Dear Wendy's Ad Compain,
You're the most unclever and irritating people ever to get a pay check. Do you really think that annoying people with your commercials is the best way to advertise your product? It's bad enough that you have to keep the recipe for your chili secret just to keep people eating it. The time I spent working for your company was the worst half a year of my life and now you have to remind me of that hell every time I turn on the TV? Go to hell! You're not a special company! EVERY restaurant lets you specialize your burger! And the phrase "Now Wendy's is Open Late So You Can Eat Great, Even Late." Is the dumbest rhyme ever dreamt up by a babbling kindergarden student. Dave Thomas would be ashamed of you. Stop dickin' around while you're supposed to be working and actually do your jobs.
Love Mike.
7 Comments:
LOL that's great!!!! I majored in Advertising in school and I can put a better ad campaign together then their current people. Not that I'm trying to be all cocky and such, but i'm just saying i can do better then them.....maybe monkey's can too.

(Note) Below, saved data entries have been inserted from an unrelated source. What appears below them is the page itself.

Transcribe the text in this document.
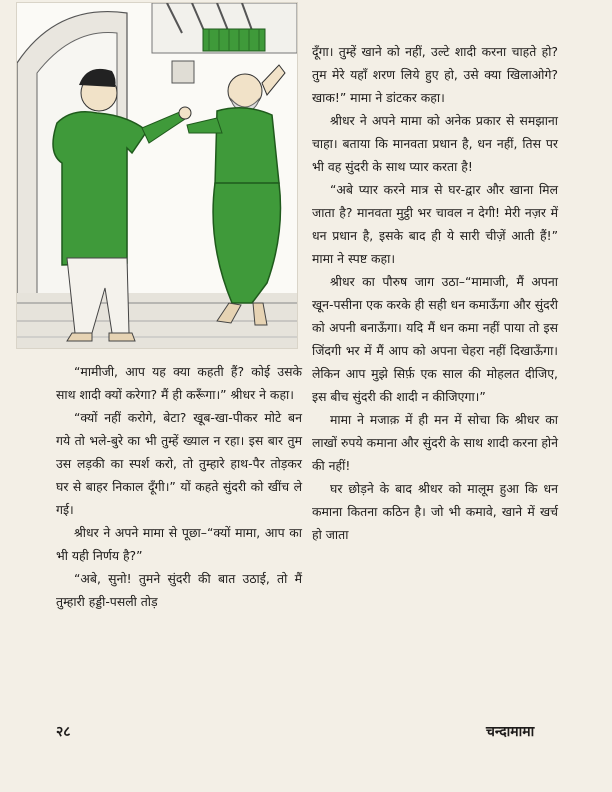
“मामीजी, आप यह क्या कहती हैं? कोई उसके साथ शादी क्यों करेगा? मैं ही करूँगा।” श्रीधर ने कहा।

“क्यों नहीं करोगे, बेटा? खूब-खा-पीकर मोटे बन गये तो भले-बुरे का भी तुम्हें ख्याल न रहा। इस बार तुम उस लड़की का स्पर्श करो, तो तुम्हारे हाथ-पैर तोड़कर घर से बाहर निकाल दूँगी।” यों कहते सुंदरी को खींच ले गई।

श्रीधर ने अपने मामा से पूछा–“क्यों मामा, आप का भी यही निर्णय है?”

“अबे, सुनो! तुमने सुंदरी की बात उठाई, तो मैं तुम्हारी हड्डी-पसली तोड़

दूँगा। तुम्हें खाने को नहीं, उल्टे शादी करना चाहते हो? तुम मेरे यहाँ शरण लिये हुए हो, उसे क्या खिलाओगे? खाक!” मामा ने डांटकर कहा।

श्रीधर ने अपने मामा को अनेक प्रकार से समझाना चाहा। बताया कि मानवता प्रधान है, धन नहीं, तिस पर भी वह सुंदरी के साथ प्यार करता है!

“अबे प्यार करने मात्र से घर-द्वार और खाना मिल जाता है? मानवता मुट्ठी भर चावल न देगी! मेरी नज़र में धन प्रधान है, इसके बाद ही ये सारी चीज़ें आती हैं!” मामा ने स्पष्ट कहा।

श्रीधर का पौरुष जाग उठा–“मामाजी, मैं अपना खून-पसीना एक करके ही सही धन कमाऊँगा और सुंदरी को अपनी बनाऊँगा। यदि मैं धन कमा नहीं पाया तो इस जिंदगी भर में मैं आप को अपना चेहरा नहीं दिखाऊँगा। लेकिन आप मुझे सिर्फ़ एक साल की मोहलत दीजिए, इस बीच सुंदरी की शादी न कीजिएगा।”

मामा ने मजाक़ में ही मन में सोचा कि श्रीधर का लाखों रुपये कमाना और सुंदरी के साथ शादी करना होने की नहीं!

घर छोड़ने के बाद श्रीधर को मालूम हुआ कि धन कमाना कितना कठिन है। जो भी कमावे, खाने में खर्च हो जाता

२८	चन्दामामा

You probably have more schooling in advertising than the whole pile put together. You should send your resume there and fix 'em up right!
lol i should.....i could kick their butts....i had a pro teach copywriting and he sd i was the best writer in the class...not trying to be cocky about that... but i bet i could...
maybe i will send my res...lol
I don't doubt for a second that you're a skilled writer. I've read your blog after all. If you don't get a job with Wendy's, I'm gonna run down there and spread mustard over their cars. Very hard to get off once it's dry. Muhahaha!
lol nice...i learn something new everyday...never knew that about mustard.
I learnt about it 2 days ago when my sisters boyfriend cheated on her with some chick that worked at NAPA so all of my sisters friends covered the NAPA trucks in it. Very funny. I giggled for hours.
that's so immature but so freakin' hilarious!